Qualitative Assessment:

The companies survive by doing nothing but working hard as beggars for creditors to make an exception for debt payments and broken debt covenants. On Thursday, George Economou inked a new credit facility of $141 million to help pay for reckless expansion, so the leverage will likely rise in days. And Economou markets his ability to beg as a strength in his company.



The charts below show that these two companies have truly behaved in an amazingly similar manner. The companies have experienced financial turmoil in nearly identical ways. For charts to be so perfectly down, so smoothly correlated, while the executives continue to plunder the companies, I think the government should step in and force the auditing firms to relinquish control over the audits. Obviously the auditors are the problem.

Conclusion:

Investors who see these two companies pop up on their stock screeners ought to be aware that the listed book values which are well above current market prices are not accurate. They should also be aware that both companies are on the brink of breaking Nasdaq listing requirements.
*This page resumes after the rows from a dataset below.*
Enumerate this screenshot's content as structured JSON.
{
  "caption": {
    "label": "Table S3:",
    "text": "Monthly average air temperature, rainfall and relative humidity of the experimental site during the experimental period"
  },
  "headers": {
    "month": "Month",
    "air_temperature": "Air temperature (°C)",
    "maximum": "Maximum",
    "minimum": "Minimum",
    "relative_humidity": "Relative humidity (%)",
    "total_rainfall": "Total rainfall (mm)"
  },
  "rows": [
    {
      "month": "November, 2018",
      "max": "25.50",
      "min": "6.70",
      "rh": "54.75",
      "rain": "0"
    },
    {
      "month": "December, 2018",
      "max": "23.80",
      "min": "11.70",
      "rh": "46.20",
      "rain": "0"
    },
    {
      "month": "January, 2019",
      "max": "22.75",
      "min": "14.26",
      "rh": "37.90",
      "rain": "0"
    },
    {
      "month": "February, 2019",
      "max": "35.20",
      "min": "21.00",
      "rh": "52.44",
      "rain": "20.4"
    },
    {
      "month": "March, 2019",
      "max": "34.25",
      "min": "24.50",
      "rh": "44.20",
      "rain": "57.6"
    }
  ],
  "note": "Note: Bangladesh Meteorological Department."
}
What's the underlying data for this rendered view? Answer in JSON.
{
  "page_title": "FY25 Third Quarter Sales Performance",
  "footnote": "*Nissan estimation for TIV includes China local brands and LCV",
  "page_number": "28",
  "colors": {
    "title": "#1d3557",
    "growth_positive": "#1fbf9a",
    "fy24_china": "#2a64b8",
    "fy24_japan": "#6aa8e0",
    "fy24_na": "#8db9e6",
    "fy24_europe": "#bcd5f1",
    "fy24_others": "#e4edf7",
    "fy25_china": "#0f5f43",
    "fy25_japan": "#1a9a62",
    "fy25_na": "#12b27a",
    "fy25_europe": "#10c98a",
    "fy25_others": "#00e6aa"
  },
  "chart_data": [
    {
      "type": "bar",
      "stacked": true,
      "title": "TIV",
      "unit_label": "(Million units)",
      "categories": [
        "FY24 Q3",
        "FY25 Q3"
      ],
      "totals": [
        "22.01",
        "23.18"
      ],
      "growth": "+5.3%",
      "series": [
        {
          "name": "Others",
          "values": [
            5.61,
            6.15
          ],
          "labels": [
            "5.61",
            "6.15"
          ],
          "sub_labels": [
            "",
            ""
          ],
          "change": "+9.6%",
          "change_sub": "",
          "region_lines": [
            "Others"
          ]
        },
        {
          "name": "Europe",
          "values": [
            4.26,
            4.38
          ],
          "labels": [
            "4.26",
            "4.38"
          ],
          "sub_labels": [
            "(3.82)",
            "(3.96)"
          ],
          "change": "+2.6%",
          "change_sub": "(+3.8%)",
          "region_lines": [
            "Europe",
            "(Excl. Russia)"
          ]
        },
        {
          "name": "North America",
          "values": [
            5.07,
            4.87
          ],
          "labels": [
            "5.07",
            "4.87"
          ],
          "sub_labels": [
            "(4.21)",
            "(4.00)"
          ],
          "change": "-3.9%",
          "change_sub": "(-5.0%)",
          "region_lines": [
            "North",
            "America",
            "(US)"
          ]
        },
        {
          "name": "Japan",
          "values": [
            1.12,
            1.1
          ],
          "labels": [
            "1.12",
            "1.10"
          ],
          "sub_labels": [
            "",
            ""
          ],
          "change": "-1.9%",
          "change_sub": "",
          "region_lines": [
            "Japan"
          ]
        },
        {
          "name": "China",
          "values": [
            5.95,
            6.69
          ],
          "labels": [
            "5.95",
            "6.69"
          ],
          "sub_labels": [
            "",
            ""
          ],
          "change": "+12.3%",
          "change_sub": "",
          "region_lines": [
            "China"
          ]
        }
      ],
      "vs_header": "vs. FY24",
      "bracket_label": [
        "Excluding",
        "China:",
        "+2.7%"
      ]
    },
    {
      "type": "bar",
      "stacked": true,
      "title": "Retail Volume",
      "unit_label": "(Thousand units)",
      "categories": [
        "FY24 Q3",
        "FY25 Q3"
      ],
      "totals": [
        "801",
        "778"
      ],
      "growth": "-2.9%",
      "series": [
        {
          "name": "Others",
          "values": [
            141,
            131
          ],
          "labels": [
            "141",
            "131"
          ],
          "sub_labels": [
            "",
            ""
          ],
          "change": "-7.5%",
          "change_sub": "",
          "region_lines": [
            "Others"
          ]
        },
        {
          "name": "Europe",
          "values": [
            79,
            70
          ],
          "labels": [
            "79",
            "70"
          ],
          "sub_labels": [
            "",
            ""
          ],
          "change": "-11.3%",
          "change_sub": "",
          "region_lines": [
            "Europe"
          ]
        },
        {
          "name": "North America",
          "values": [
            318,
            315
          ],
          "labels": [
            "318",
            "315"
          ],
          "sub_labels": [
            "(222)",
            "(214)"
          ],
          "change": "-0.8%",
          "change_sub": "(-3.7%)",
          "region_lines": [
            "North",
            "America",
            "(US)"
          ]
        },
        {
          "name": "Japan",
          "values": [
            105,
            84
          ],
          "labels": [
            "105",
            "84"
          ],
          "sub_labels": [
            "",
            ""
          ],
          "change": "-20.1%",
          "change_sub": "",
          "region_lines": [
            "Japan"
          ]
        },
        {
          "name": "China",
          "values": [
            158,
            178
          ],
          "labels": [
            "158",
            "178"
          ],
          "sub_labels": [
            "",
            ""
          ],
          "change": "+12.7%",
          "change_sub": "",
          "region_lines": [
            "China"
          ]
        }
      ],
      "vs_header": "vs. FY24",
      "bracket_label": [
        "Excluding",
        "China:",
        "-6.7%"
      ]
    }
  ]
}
In particular, Nasdaq requires a $1.00 share price for continued listing. TBSI is clearly having trouble with that requirement. It could mean that TBSI and DRYS are headed to the pink sheets sooner than later, which will mean shareholder liquidity will worsen substantially.

And it's TBSI by a nose!

Disclosure: I have no positions in any stocks mentioned, and no plans to initiate any positions within the next 72 hours.